Jbm.co.id-DENPASAR | Pemilih kaum milenial di Bali diprediksi jumlahnya diatas 50 persen dari keseluruhan jumlah penduduk, yang cenderung menyukai representasi sang calon legislatif dengan ide dan gagasan yang kreatif serta inovatif. Oleh karena itu, kampanye gaya-gaya milenial dan kekinian, seperti halnya di media sosial Facebook, Instagram dan Tik-tok dengan memanfaatkan teknologi digital dirasakan lebih efektif.
Hal tersebut disampaikan Pengamat Politik Putu Suasta, saat menyoroti fenomena kesibukan para Calon Anggota Legislatif atau Caleg dalam menghadapi konstelasi politik Pemilu Serentak 2024, yang harus mengubah pola-pola dan cara kampanye bergaya milenial. Mengingat, begitu besarnya porsi kaum millenial yang nantinya disasar, yang akan menjatuhkan pilihannya pada sang calon kreatif dan inovatif.
Putu Suasta yang juga Alumnus Universitas Gadjah Mada atau UGM dan Cornell University justru menyangsikan eksistensi dan kualitas para caleg yang akan berlaga pada kontestasi politik pada pemilu serentak 2024 jika masih berkutat dengan pola pendekatan tradisional.
Setelah mungkin melakukan simakrama ataupun pendekatan secara persuasif, kini saatnya mereka harus lebih mengasah kemampuan untuk berorasi, meningkatkan performanya dengan ide, gagasan dan komitmennya juga di media sosial.
“Bukan sekedar tebar uang dan janji-janji muluk, apalagi saat ini berdasarkan putusan Mahkamah Konstitusi diperbolehkannya untuk mempresentasikan gagasannya di kampus sebagai ajang adu debat, cetus ide dan adu gagasan. Oleh karenanya, pergunakanlah kampus juga sebagai media untuk menguji semua gagasan secara efektif,” kata Putu Suasta yang pernah menjadi Ketua Badan Pemenangan Pemilu (Bappilu) Partai Demokrat di jaman pemerintahan Presiden SBY.

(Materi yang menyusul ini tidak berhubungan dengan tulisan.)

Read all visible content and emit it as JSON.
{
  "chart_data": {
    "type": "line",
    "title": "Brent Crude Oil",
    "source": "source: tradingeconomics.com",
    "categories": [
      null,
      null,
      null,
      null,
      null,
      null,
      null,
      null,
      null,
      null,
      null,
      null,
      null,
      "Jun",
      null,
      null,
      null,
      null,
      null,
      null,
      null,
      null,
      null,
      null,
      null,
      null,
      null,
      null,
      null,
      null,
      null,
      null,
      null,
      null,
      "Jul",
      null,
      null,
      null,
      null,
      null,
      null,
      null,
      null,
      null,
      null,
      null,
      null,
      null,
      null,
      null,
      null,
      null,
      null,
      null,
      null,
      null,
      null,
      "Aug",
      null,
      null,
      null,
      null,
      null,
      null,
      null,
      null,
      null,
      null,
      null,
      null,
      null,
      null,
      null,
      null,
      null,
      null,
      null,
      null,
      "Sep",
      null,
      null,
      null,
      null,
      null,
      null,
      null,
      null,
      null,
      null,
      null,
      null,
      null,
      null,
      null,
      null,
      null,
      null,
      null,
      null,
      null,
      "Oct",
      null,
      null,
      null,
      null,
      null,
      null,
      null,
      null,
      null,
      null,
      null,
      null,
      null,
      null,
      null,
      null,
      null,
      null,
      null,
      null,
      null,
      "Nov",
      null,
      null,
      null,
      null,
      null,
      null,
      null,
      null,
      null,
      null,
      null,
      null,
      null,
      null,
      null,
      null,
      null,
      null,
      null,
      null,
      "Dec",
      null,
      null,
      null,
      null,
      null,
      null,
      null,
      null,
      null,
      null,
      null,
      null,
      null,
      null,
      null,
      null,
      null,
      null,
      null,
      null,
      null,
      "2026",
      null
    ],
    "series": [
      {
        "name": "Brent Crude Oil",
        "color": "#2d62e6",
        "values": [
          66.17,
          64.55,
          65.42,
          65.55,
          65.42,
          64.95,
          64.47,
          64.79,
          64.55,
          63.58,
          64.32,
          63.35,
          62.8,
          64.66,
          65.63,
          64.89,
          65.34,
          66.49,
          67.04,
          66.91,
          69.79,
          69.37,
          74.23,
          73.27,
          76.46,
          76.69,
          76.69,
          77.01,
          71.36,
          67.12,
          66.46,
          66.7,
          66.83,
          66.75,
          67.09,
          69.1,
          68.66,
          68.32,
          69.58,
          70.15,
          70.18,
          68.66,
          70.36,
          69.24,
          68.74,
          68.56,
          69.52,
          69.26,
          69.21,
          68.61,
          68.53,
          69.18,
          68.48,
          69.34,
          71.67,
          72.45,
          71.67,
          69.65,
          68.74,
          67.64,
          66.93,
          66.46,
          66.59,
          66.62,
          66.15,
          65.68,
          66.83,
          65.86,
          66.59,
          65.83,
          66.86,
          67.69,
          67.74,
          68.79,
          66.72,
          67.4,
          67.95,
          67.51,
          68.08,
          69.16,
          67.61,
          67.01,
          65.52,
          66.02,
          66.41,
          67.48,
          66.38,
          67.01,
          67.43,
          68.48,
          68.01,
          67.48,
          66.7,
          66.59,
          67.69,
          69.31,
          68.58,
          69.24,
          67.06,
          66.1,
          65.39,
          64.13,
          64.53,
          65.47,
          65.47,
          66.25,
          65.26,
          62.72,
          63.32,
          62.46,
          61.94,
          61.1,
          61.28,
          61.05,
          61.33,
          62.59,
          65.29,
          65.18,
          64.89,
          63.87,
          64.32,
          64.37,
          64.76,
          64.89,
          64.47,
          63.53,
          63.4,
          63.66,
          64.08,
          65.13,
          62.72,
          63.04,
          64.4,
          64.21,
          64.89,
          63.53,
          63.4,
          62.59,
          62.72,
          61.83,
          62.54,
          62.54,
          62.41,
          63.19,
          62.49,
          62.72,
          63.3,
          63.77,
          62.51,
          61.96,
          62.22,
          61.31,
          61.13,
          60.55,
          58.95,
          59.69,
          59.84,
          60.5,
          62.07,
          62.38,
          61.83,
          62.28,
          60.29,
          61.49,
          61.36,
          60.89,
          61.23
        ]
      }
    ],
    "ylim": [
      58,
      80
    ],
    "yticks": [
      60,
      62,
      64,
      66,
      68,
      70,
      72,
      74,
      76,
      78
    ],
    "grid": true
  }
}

Bahkan, Putu Suasta yang juga Alumni Universitas Gadjah Mada (UGM) dan Universitas Cornell ini merasa miris melihat kualitas berfikir dari para caleg yang masih pas-pasan bahkan cenderung mengandalkan popularitas dan polesan gincu sana-sini.
Namun, para caleg harus memiliki tingkat elektabilitas yang tinggi dengan ide dan gagasan kreatif serta inovatif, sehingga masyarakat tidak salah memilih calon-calonnya yang akan duduk mewakili kepentingan mereka, dalam merumuskan kebijakan publik yang berkeadilan dan pro masyarakat umum.
“Para caleg diharapkan memiliki “Smart Brain” gagasan yang tepat guna untuk menyelesaikan problema praktis yang dihadapi masyarakat terkini, seperti masalah kesehatan, ketenagakerjaan, kebutuhan pangan, energi, sampah, kesetaraan gender dan lain sebagainya. (ace).